Like football around the world, the Swiss league has been brought to a standstill, depriving clubs of much of their income for possibly several months. Last week, Sion dismissed nine players, saying they had refused to accept a wage cut.

"It's not acceptable to behave like that," said SAFP president Lucien Valloni.

"If a crisis appears, you have to look after your employees and not put a gun to their head and tell them they have 24 hours to decide on a (wage) a reduction or not, and then if they say no  which is their right  they are sacked. That is really outrageous."

Valloni said it was premature to consider salary cuts and that clubs should look for more wide-ranging solutions.
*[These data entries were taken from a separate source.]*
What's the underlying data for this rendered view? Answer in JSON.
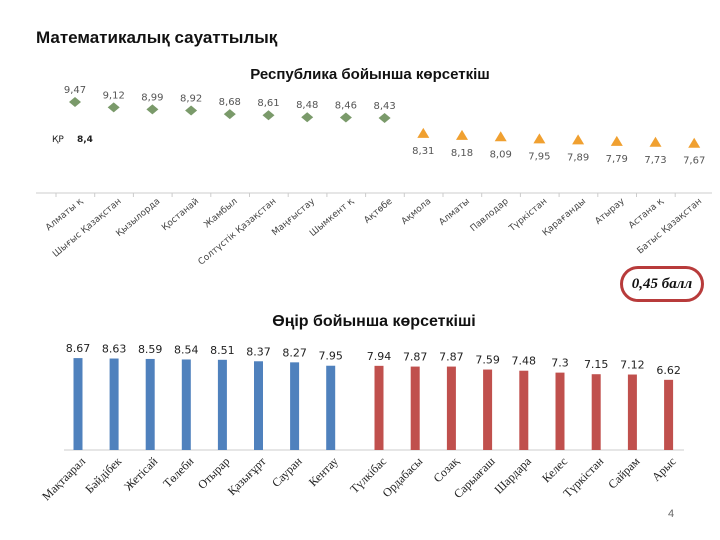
{
  "title": "Математикалық сауаттылық",
  "badge": "0,45 балл",
  "page_number": "4",
  "chart_data": [
    {
      "type": "scatter",
      "title": "Республика бойынша көрсеткіш",
      "categories": [
        "Алматы қ",
        "Шығыс Қазақстан",
        "Қызылорда",
        "Қостанай",
        "Жамбыл",
        "Солтүстік Қазақстан",
        "Маңғыстау",
        "Шымкент қ",
        "Ақтөбе",
        "Ақмола",
        "Алматы",
        "Павлодар",
        "Түркістан",
        "Қарағанды",
        "Атырау",
        "Астана қ",
        "Батыс Қазақстан"
      ],
      "values": [
        9.47,
        9.12,
        8.99,
        8.92,
        8.68,
        8.61,
        8.48,
        8.46,
        8.43,
        8.31,
        8.18,
        8.09,
        7.95,
        7.89,
        7.79,
        7.73,
        7.67
      ],
      "labels": [
        "9,47",
        "9,12",
        "8,99",
        "8,92",
        "8,68",
        "8,61",
        "8,48",
        "8,46",
        "8,43",
        "8,31",
        "8,18",
        "8,09",
        "7,95",
        "7,89",
        "7,79",
        "7,73",
        "7,67"
      ],
      "above_color": "#7a9a6a",
      "below_color": "#f0a030",
      "reference": {
        "label": "ҚР",
        "value": "8,4"
      }
    },
    {
      "type": "bar",
      "title": "Өңір бойынша көрсеткіші",
      "categories": [
        "Мақтаарал",
        "Бәйдібек",
        "Жетісай",
        "Төлеби",
        "Отырар",
        "Қазығұрт",
        "Сауран",
        "Кентау",
        "Түлкібас",
        "Ордабасы",
        "Созақ",
        "Сарыағаш",
        "Шардара",
        "Келес",
        "Түркістан",
        "Сайрам",
        "Арыс"
      ],
      "values": [
        8.67,
        8.63,
        8.59,
        8.54,
        8.51,
        8.37,
        8.27,
        7.95,
        7.94,
        7.87,
        7.87,
        7.59,
        7.48,
        7.3,
        7.15,
        7.12,
        6.62
      ],
      "above_color": "#4f81bd",
      "below_color": "#c0504d"
    }
  ]
}
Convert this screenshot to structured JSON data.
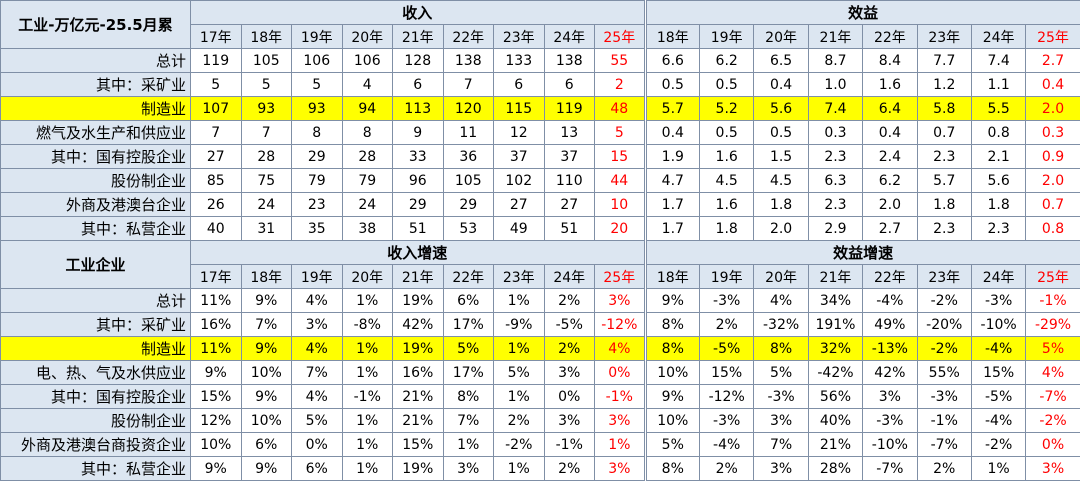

"I think it was a bad sign, a wrong sign, and not a sign for solidarity," he said. "Even before Sion did that, we were looking to find a solution for everybody and players were ready to help the clubs but salary reduction is premature."

Sion did not immediately respond to a request for comment.

Club president Christian Constantin said after the sackings that "there's no point in me keeping players who don't want to make an effort when everyone else has to make an effort".

"I told them that their (reduced) wage for doing nothing is practically the salary of two nurses working hard to save lives today," he added.

Constantin has employed around 40 coaches since he took over the club in 2003, including himself for a short stint.

Sion were kicked out of the Europa League in 2011 for fielding an ineligible player and banned from European football for a year in 2018 over a transfer debt with another club.

In the same year Constantin was banned for 14 months, later reduced to nine, for slapping a television pundit.

"I was shocked and the players were shocked as well, even though it is Mr Constantin and FC Sion.....this was something which topped everything we have seen before," Valloni said.

He refuted the suggestion that the players were doing nothing.

"The players are working, even if they cannot train with the team. They have individual training programmes, so they work from home...but they are still working, so why should they not be paid?," Valloni said.